A new study finds the key to a significant life: be the hero of your own story
An expert explains why.
What is the key to living a significant life? The researchers claim to have discovered the answer to the secular question, and you could be surprised by what it is. Here is a clue: some of your favorite characters in television programs, films and books have already taught the lesson to you.
1 A new research claims that you see you as a hero is the secret of a significant life
According to a new review of studies published in the Personality and Social Psychology Journal , seeing your story as a "hero's journey" will make your life more significant. According to the researchers, who have analyzed eight distinct studies, the story told in books and films like Beowulf And Harry Potter should be ambitious for everyone and that "lasting cultural accounts like the hero's journey both reflect a significant life and can help create them". When people start to consider themselves heroes, they experience less depression and acquire better adaptation skills.
2 Objective psychotherapists are to help you rewrite your story
Paul Hokemeyer, Ph.D. , author of Fragile power: why all this is never enough , explains one of the fundamental objectives of psychotherapists is "to help customers find peace of mind and a sense of place in what is too often a chaotic, unfair and uncertain world". First, they must restructure their story and, yes, learn to see themselves in a more heroic aspect by providing them with time, space and structure to "create a coherent story around what has been perceived by their system Central nervous as a fractured and traumatic set of random events. "
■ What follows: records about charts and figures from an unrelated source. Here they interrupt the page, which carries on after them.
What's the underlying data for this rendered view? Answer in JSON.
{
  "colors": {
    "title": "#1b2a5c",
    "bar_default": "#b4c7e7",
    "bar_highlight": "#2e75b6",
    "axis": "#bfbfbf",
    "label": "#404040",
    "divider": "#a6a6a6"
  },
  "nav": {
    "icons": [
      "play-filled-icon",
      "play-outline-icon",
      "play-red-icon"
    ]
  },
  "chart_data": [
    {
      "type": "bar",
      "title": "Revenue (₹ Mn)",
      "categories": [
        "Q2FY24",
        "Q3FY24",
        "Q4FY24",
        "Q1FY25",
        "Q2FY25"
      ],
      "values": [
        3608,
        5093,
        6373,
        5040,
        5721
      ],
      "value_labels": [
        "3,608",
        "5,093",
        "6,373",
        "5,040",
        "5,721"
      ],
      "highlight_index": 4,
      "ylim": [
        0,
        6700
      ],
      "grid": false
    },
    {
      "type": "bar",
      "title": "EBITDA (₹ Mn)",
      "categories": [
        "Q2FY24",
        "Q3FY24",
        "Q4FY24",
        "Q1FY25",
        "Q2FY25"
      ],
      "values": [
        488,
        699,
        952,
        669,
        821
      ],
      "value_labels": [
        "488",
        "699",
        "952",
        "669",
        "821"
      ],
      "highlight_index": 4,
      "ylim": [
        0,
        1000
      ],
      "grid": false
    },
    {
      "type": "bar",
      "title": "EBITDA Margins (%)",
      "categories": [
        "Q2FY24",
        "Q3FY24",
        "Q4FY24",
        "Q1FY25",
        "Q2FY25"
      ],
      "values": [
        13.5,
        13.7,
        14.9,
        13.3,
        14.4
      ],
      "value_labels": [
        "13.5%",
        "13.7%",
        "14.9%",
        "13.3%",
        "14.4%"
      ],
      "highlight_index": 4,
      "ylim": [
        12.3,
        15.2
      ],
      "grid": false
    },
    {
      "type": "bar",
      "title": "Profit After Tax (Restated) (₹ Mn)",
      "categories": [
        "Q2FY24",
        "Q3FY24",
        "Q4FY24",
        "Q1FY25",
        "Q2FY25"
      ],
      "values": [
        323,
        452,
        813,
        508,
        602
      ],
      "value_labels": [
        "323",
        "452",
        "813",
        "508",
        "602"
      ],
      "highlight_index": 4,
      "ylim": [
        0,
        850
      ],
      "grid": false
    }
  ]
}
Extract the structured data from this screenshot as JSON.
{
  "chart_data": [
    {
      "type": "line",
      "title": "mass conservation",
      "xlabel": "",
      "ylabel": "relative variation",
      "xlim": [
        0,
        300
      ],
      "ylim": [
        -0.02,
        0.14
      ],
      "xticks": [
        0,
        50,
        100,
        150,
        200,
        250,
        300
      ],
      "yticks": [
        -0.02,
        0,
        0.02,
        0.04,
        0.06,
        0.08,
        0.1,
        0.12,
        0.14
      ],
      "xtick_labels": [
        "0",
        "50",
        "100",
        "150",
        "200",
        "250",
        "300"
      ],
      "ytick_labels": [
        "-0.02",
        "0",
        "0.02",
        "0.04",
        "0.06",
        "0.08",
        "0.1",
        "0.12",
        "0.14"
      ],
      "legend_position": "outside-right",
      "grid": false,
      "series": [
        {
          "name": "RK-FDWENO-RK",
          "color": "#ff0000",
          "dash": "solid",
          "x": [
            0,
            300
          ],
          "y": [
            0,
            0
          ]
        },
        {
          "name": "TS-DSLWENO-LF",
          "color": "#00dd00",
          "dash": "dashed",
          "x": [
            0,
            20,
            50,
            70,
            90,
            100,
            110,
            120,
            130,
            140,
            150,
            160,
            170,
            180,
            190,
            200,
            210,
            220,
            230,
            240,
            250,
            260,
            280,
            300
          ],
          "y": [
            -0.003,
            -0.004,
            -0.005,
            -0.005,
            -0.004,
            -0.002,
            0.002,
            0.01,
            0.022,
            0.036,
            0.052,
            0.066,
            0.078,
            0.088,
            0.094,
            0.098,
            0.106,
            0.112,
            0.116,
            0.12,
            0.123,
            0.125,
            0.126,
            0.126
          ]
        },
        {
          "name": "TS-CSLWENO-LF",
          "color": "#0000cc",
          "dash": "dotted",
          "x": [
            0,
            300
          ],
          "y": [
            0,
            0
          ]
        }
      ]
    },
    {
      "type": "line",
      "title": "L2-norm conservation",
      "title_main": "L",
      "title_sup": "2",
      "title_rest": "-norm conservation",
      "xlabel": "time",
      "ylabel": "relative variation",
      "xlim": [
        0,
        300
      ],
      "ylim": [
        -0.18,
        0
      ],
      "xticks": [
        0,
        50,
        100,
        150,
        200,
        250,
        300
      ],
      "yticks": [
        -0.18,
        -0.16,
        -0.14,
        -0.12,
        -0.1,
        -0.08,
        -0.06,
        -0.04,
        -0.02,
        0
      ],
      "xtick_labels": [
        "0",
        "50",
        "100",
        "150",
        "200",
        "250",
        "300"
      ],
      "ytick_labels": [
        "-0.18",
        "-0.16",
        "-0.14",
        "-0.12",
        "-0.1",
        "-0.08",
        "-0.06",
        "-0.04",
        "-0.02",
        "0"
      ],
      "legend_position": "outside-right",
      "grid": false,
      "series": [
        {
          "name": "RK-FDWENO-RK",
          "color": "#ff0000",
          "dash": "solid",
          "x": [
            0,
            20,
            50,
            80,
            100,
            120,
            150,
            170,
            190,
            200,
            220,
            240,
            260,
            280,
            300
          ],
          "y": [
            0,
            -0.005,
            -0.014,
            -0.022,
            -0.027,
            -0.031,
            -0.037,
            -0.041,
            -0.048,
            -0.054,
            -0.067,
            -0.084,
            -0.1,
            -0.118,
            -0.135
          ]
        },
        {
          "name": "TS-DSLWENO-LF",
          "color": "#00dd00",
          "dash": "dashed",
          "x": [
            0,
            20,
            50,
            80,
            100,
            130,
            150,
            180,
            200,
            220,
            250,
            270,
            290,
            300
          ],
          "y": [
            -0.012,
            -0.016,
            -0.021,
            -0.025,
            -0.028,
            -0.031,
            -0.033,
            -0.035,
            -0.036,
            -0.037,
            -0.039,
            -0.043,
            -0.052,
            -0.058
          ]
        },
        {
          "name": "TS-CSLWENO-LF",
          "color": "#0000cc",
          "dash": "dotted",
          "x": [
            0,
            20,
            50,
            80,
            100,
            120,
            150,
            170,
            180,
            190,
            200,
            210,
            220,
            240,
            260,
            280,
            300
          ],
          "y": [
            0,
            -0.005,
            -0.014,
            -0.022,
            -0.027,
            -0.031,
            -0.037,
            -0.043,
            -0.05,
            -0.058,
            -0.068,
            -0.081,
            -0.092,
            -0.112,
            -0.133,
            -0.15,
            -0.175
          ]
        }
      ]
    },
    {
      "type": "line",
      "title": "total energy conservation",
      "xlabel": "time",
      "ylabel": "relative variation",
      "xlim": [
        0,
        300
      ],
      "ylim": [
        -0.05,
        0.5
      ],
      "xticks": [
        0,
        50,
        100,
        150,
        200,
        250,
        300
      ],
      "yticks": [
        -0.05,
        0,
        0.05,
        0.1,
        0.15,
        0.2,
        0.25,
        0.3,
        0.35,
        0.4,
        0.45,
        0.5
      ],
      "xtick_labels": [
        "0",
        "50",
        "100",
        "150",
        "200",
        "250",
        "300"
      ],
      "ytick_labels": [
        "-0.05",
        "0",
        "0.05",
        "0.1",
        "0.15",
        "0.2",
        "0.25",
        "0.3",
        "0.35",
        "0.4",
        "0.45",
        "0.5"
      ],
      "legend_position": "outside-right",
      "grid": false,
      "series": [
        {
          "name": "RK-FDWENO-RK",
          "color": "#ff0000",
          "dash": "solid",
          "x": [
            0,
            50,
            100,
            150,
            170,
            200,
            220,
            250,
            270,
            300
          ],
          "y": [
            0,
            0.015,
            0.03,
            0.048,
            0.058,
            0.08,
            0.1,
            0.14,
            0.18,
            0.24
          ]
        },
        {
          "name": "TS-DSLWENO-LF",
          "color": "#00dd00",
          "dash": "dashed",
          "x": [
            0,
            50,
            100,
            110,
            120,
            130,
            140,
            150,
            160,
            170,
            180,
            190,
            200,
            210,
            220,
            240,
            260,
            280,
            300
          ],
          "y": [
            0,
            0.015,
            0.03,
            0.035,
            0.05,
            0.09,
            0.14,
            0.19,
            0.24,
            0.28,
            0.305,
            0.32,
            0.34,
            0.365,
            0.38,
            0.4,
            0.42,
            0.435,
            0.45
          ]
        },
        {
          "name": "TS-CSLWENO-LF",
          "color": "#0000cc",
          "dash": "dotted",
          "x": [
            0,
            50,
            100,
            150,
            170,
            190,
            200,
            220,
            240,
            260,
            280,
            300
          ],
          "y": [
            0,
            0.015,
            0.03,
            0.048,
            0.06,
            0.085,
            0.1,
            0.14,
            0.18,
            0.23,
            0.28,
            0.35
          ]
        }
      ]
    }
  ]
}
3 Once you heal, you can start a new trip
"Thanks to this process, the therapeutic relationship becomes a healing in that it gives human beings who have felt pain, whether it is emotional, physical or spiritual pain, an opportunity to tell the story of their life in the presence From another human being who testifies to their trip, "continues Dr. Hokemeyer. AE0FCC31AE342FD3A1346EBB1F342FCB
4 There is a lot of research in support of the narration
Although it may seem poetic and somewhat ventilated by some, he maintains that there is a lot of solid scientific data to support both the process and the results of the narration of our lives in the healing process.
5 It also has to do with neuroplasticity
"In this regard, we turn to the science of neuroplasticity", he continues, explaining that it is the "dynamic process by which our brain adapts and reorganizes the events of life in a more organized way and structured ".
6 Trauma will then lose their destructiveness
"In doing so, challenges, disappointments and even traumatic experiences lose their destructiveness and are converted into robust scaffolding on which we can appreciate our agency, our resilience and our grain," he said. And become our own heroes.